Tag 1: 50 g Roggenmehl und 50 ml lauwarmes Wasser in einer sehr sauberen Schüssel (ich entkeime sie vorher mit kochend heißem Wasser) verrühren. Die Schüssel mit dem Deckel verschließen und 24 bis 48 Stunden an einem warmen Ort stehen lassen.

Tag 2: Der Teig riecht nun schon leicht säuerlich, Luftbläschen sind sichtbar (wenn er verdorben oder stark nach Essig riecht, muss er neu angesetzt werden). Den Grundansatz mit 50 g Roggenmehl und 50 ml lauwarmem Wasser füttern, alles wieder verrühren und weitere 12 Stunden abgedeckt stehen lassen.

Tag 3: 100 g Roggenmehl und 100 ml lauwarmes Wasser dazugeben, verrühren und weitere 12 Stunden stehen lassen.

Nun ist der Sauerteig fertig. Er soll angenehm säuerlich riechen. 2 – 3 EL (etwa 50 g) davon in einen kleinen sauberen Behälter mit Deckel geben und für den nächsten Backtag aufbewahren (siehe weiter unten).
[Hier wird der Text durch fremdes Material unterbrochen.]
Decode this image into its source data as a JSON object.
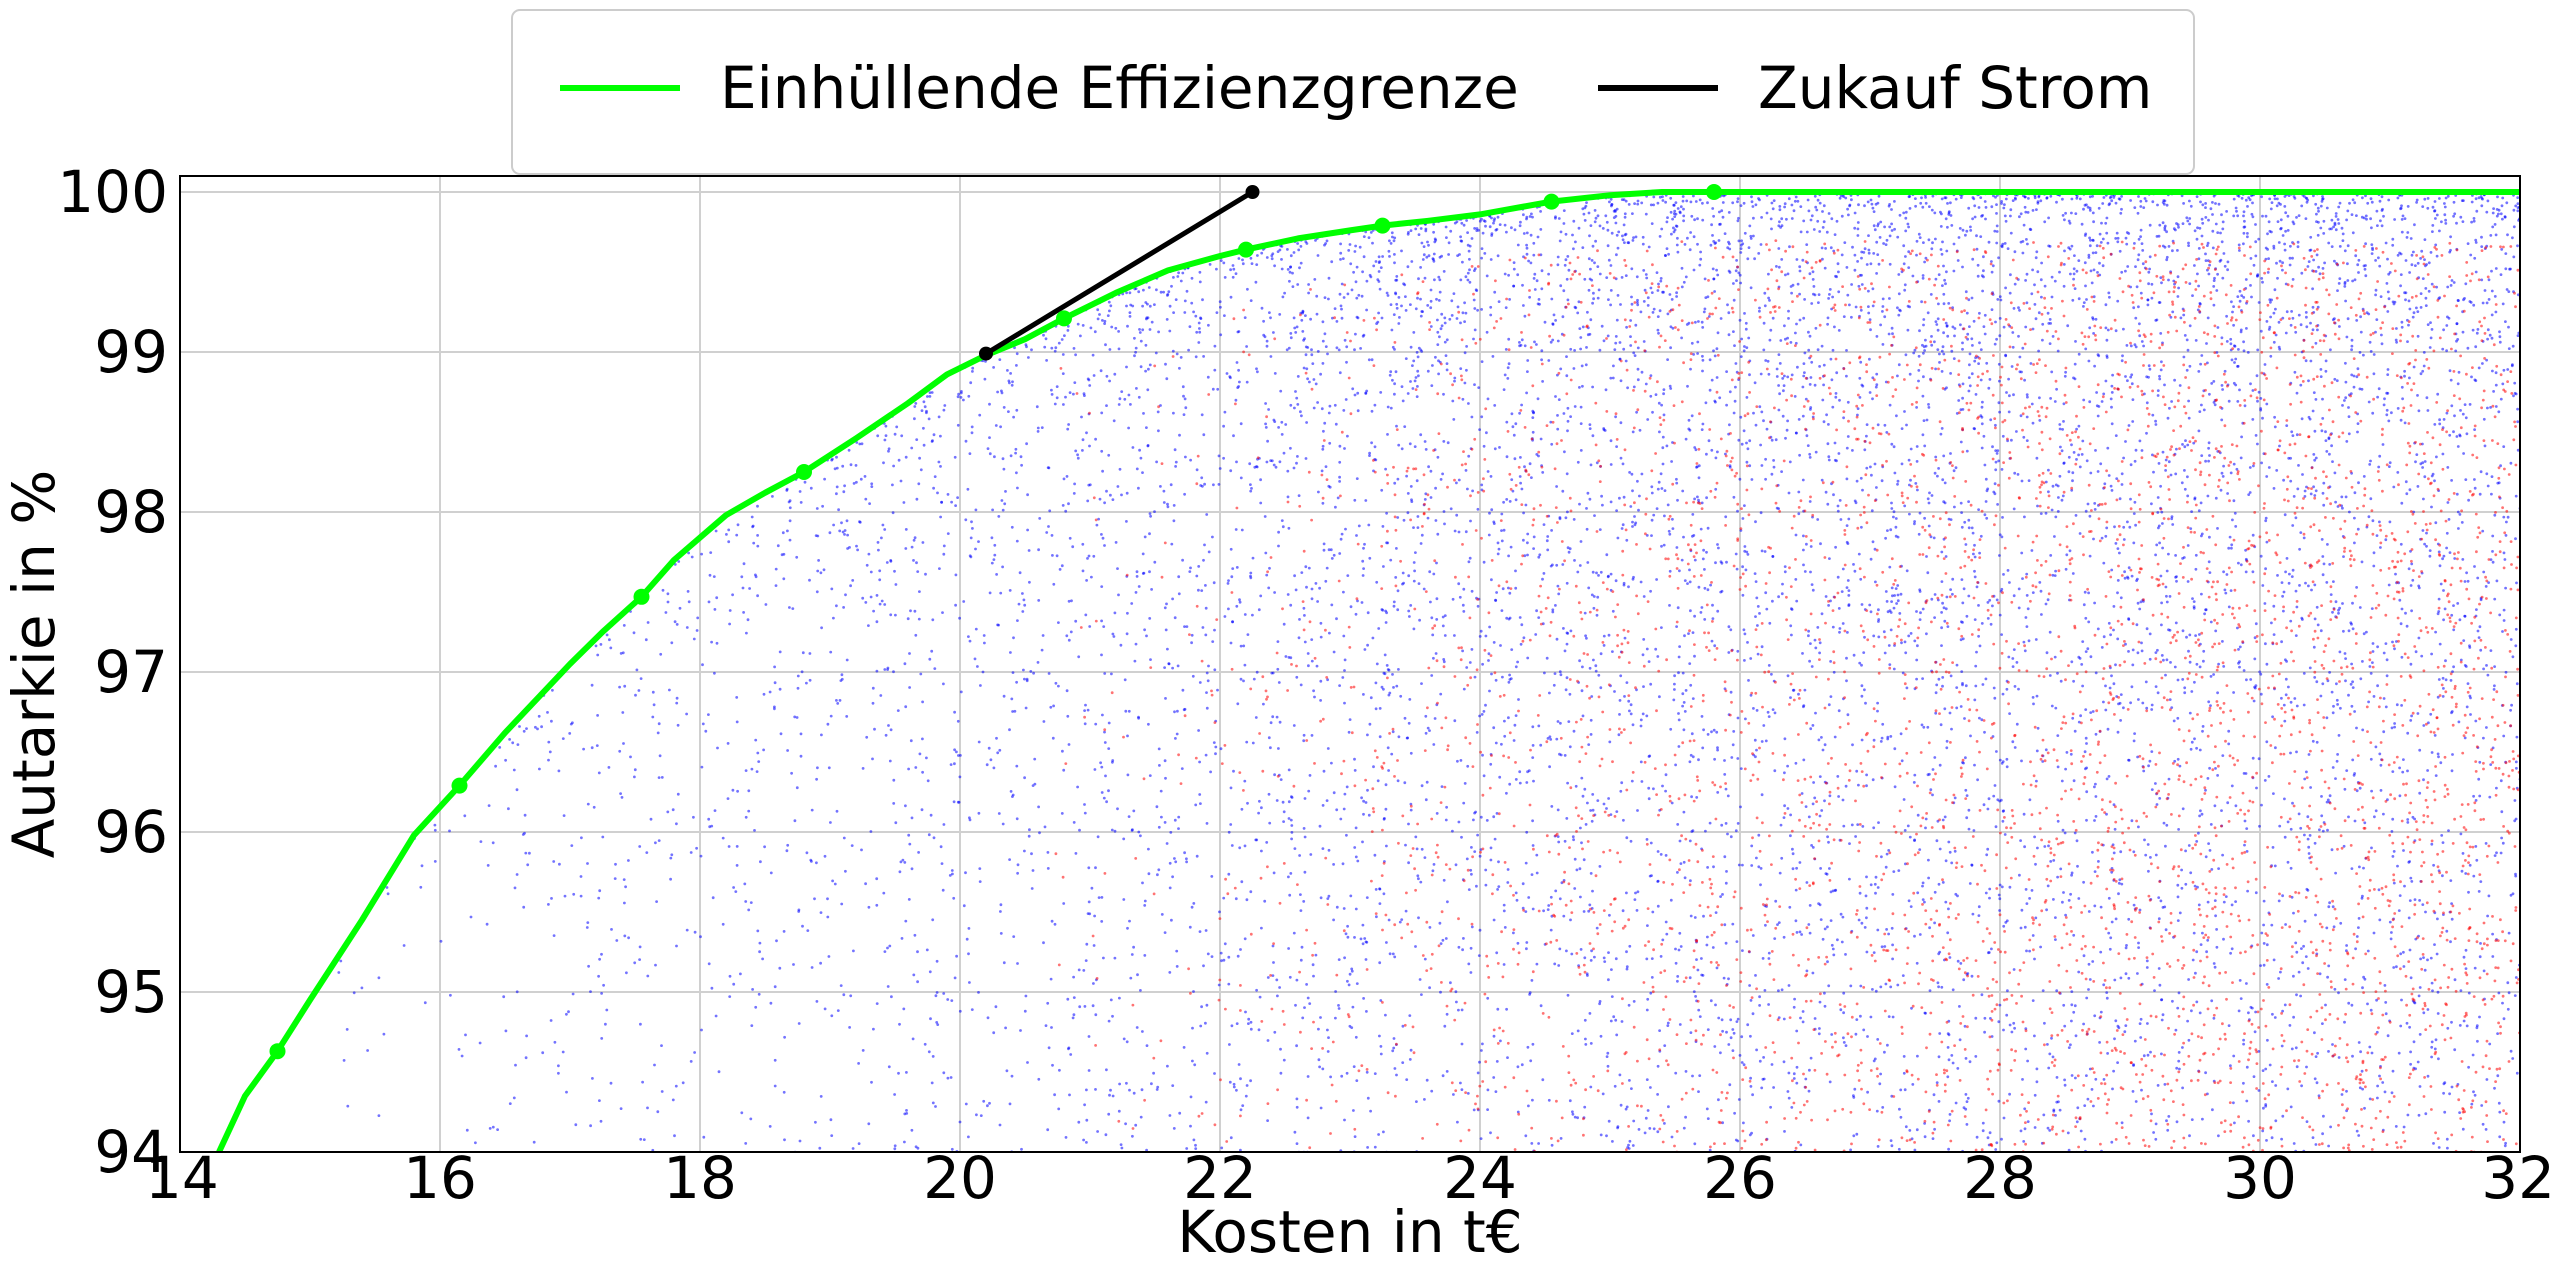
{
  "chart_data": {
    "type": "scatter",
    "xlabel": "Kosten in t€",
    "ylabel": "Autarkie in %",
    "xlim": [
      14,
      32
    ],
    "ylim": [
      94,
      100.1
    ],
    "grid": true,
    "legend_placement": "top-center-outside",
    "x_ticks": [
      14,
      16,
      18,
      20,
      22,
      24,
      26,
      28,
      30,
      32
    ],
    "y_ticks": [
      94,
      95,
      96,
      97,
      98,
      99,
      100
    ],
    "series": [
      {
        "name": "Einhüllende Effizienzgrenze",
        "kind": "line",
        "color": "#00ff00",
        "x": [
          14.3,
          14.5,
          14.75,
          15.0,
          15.4,
          15.8,
          16.15,
          16.5,
          17.0,
          17.25,
          17.55,
          17.8,
          18.2,
          18.5,
          18.8,
          19.2,
          19.6,
          19.9,
          20.2,
          20.5,
          20.8,
          21.2,
          21.6,
          22.0,
          22.2,
          22.6,
          23.0,
          23.25,
          23.6,
          24.0,
          24.55,
          25.0,
          25.4,
          25.8,
          32.0
        ],
        "y": [
          94.0,
          94.35,
          94.63,
          94.95,
          95.45,
          95.98,
          96.29,
          96.62,
          97.05,
          97.25,
          97.47,
          97.7,
          97.98,
          98.12,
          98.25,
          98.46,
          98.68,
          98.86,
          98.98,
          99.08,
          99.21,
          99.37,
          99.51,
          99.6,
          99.64,
          99.71,
          99.76,
          99.79,
          99.82,
          99.86,
          99.94,
          99.98,
          100.0,
          100.0,
          100.0
        ]
      },
      {
        "name": "Zukauf Strom",
        "kind": "line",
        "color": "#000000",
        "x": [
          20.2,
          22.25
        ],
        "y": [
          98.99,
          100.0
        ]
      }
    ],
    "frontier_markers": {
      "color": "#00ff00",
      "x": [
        14.75,
        16.15,
        17.55,
        18.8,
        20.8,
        22.2,
        23.25,
        24.55,
        25.8
      ],
      "y": [
        94.63,
        96.29,
        97.47,
        98.25,
        99.21,
        99.64,
        99.79,
        99.94,
        100.0
      ]
    },
    "purchase_markers": {
      "color": "#000000",
      "x": [
        20.2,
        22.25
      ],
      "y": [
        98.99,
        100.0
      ]
    },
    "scatter_clouds": [
      {
        "color": "#0000ff",
        "count": 9000
      },
      {
        "color": "#ff0000",
        "count": 3800
      }
    ]
  }
}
Mit Sauerteig backen: Roggenmischbrot

Zutaten für 1 Kastenform

200 g Roggenmehl
150 g Weizenmehl
¼ TL Zucker
2 – 3 TL Salz
1 – 2 EL Brotgewürz
¼ Packerl Germ
etwa 150 ml lauwarmes Wasser
der Sauerteig (etwa 350 g)

1. Mehl mit Zucker, Salz und Brotgewürz vermischen.

2. Germ im lauwarmen Wasser auflösen.

3. Wasser und Sauerteig zur Mehlmischung geben und alles mit dem Knethaken der Küchenmaschine gut durchkneten. Der Teig ist eher weich und feucht.

4. Mit ein wenig Mehl bestreuen und zugedeckt etwa 15 – 30 Minuten gehen lassen.

5. Eine Kastenform mit Backpapier auslegen (ich lege meist nur den Boden aus). Den Teig zu einer Rolle formen (er klebt, daher mit etwas Mehl oder feuchten Händen arbeiten) und in die Form legen. Abgedeckt 1 Stunde gehen lassen.

6. Backofen auf 225 °C vorheizen und eine kleine ofenfeste Schüssel mit Wasser hineinstellen.

7. Das Brot etwa 70 – 80 Minuten backen. Sollte das Brot auf der Oberseite schon recht dunkel werden, mit Alufolie abdecken und fertig backen.

Das Brot lässt sich verfeinern, mit Nüssen, Kernen und Samen, mit Röstzwiebeln, Speck, und Kräutern, mit Oliven, Käse, undundund. Je nachdem, wie groß die Menge der zusätzlichen Zutaten ist, empfiehlt es sich dann, ein wenig vom Mehl wegzulassen (nicht ganz die Menge der zusätzlichen Zutaten).

Sauerteig aufbewahren

Wer nicht bei jedem Backen neu mit dem Sauerteig beginnen will, kann einen kleinen Rest Sauerteig (2 – 3 EL, ca. 50 g, siehe oben) aufheben und sich dann beim nächsten Mal den ersten und zweiten Ansatztag sparen. Sauerteig lässt sich am besten in einem verschlossenen Schraubglas im Kühlschrank aufbewahren. Dort hält er etwa eine Woche. Das bietet sich an, wenn regelmäßig gebacken wird. Einen Tag vor dem Backen den Sauerteig wiederbeleben – siehe unten.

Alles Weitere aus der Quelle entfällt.